Cesser d’attendre une prise de conscience par les arguments libère une énergie considérable, qui peut alors se porter ailleurs. Vers les faits. Vers les protections nécessaires, la pose de limites… Vers la mise en visibilité du mécanisme pour ceux qui se trouvent à l’extérieur de cette boucle.
Le verrou n’est pas une cécité morale. Le verrou n’est pas un mensonge stratégique. Le verrou est une coupure entre voir et ressentir, doublée d’une fiction qui donne au discours une apparence de cohérence, et cette coupure produit chez son porteur la conviction tranquille qu’il agit bien, ou au moins qu’il agit comme il le faut, alors même que le réel hurle l’inverse autour de lui. Tant que cette coupure tient, le réel ne peut pas le rattraper. C’est ce qui le rend dangereux. C’est ce qui rend le mécanisme visible seulement de l’extérieur, par ceux qui ressentent encore ce que le système verrouillé ne ressent plus.

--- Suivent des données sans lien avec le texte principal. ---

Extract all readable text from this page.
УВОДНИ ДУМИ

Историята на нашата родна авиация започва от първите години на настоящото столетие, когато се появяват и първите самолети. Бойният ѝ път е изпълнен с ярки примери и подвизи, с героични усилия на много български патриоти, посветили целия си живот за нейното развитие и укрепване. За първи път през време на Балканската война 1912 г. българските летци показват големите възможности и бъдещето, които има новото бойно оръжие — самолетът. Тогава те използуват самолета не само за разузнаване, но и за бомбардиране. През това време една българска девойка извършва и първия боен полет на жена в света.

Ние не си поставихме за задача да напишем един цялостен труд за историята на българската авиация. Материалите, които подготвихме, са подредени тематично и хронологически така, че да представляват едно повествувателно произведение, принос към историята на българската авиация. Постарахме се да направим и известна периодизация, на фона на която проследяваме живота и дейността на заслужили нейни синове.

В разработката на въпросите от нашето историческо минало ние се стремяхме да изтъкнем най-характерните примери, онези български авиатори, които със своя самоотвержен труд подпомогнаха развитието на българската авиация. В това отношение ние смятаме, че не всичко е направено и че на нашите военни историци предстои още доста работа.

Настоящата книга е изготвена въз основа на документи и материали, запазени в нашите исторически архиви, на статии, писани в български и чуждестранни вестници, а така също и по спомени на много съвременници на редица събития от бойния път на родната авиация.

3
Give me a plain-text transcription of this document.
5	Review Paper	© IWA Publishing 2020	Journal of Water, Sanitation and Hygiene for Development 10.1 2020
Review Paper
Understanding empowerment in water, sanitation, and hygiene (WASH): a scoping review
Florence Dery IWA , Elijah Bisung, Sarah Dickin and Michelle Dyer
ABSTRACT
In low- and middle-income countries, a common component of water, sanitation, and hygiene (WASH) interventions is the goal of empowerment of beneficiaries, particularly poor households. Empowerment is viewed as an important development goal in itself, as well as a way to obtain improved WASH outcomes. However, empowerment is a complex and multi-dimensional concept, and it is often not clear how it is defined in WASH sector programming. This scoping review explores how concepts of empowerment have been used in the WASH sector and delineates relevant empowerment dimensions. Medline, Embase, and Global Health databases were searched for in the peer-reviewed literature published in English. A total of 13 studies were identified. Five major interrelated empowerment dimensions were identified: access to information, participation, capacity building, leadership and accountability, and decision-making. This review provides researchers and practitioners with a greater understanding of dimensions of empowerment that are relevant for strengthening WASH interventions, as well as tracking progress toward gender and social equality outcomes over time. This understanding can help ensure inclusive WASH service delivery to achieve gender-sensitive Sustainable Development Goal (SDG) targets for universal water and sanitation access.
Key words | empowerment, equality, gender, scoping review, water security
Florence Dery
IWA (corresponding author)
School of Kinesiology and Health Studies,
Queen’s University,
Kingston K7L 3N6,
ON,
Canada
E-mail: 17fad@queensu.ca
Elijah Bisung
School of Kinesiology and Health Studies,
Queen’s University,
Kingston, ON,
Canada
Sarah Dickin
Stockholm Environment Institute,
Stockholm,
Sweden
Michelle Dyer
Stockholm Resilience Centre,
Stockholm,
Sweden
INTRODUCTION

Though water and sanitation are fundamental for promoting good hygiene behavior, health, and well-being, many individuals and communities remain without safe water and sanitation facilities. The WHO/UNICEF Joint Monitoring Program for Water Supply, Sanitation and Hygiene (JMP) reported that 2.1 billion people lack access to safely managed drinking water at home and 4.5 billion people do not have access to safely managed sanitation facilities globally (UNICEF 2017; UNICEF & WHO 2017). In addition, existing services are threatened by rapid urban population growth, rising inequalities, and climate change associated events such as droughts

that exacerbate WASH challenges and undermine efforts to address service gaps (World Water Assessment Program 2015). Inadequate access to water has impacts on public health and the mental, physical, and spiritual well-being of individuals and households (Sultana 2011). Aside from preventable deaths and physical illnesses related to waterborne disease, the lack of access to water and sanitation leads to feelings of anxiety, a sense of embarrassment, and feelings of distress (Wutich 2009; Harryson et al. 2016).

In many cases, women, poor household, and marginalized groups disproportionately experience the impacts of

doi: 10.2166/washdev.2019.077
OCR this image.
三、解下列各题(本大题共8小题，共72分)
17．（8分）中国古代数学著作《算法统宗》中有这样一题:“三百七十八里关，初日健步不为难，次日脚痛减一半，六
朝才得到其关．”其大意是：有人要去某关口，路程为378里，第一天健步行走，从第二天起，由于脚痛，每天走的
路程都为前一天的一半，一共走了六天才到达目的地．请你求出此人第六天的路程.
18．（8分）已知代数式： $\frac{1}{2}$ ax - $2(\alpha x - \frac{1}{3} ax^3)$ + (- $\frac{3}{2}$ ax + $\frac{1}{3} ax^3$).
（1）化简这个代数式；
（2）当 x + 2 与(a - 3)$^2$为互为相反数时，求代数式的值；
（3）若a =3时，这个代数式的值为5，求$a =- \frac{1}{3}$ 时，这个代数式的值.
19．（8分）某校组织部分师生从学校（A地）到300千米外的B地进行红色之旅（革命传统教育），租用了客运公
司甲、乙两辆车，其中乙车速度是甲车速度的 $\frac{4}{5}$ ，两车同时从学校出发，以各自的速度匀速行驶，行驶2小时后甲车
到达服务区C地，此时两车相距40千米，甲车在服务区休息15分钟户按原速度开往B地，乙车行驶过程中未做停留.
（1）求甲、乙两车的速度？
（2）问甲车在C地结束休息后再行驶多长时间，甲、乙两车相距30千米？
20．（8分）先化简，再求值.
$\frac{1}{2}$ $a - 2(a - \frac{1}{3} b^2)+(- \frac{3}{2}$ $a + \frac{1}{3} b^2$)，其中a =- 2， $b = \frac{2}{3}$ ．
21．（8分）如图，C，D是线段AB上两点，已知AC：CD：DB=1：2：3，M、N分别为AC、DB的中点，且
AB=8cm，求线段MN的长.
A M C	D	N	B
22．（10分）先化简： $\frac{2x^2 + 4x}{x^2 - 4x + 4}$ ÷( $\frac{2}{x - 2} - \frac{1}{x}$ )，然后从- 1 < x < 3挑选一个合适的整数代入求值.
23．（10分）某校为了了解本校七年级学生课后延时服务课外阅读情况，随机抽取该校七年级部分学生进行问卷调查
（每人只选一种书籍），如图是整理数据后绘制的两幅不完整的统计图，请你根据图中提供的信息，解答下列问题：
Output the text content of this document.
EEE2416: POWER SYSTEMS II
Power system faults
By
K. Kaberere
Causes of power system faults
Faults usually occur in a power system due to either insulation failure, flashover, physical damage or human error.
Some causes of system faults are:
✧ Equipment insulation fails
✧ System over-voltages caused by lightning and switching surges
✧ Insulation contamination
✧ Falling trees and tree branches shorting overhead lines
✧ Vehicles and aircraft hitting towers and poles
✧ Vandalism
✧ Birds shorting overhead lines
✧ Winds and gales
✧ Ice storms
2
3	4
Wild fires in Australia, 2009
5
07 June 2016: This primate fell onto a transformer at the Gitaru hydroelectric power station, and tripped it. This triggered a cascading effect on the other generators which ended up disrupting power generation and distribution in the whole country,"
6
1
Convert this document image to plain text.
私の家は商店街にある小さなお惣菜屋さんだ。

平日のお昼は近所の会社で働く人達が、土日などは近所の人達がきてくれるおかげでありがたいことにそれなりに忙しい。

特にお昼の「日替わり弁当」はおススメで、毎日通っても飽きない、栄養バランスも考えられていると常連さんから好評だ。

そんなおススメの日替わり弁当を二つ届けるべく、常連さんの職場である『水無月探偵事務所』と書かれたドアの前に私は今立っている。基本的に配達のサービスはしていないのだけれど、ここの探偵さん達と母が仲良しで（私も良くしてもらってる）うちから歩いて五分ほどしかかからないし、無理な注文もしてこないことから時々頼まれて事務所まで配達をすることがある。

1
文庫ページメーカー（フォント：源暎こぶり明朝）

Ce mécanisme rejoint directement ce que montre l’article consacré à la morale (https://wetwo.fr/morale) et au vmPFC : les valeurs peuvent être présentes, formulées, utilisées pour juger autrui, sans être mobilisées au moment d’agir soi-même. Dans les deux cas, le problème n’est pas l’absence de savoir, mais l’absence d’intégration incarnée.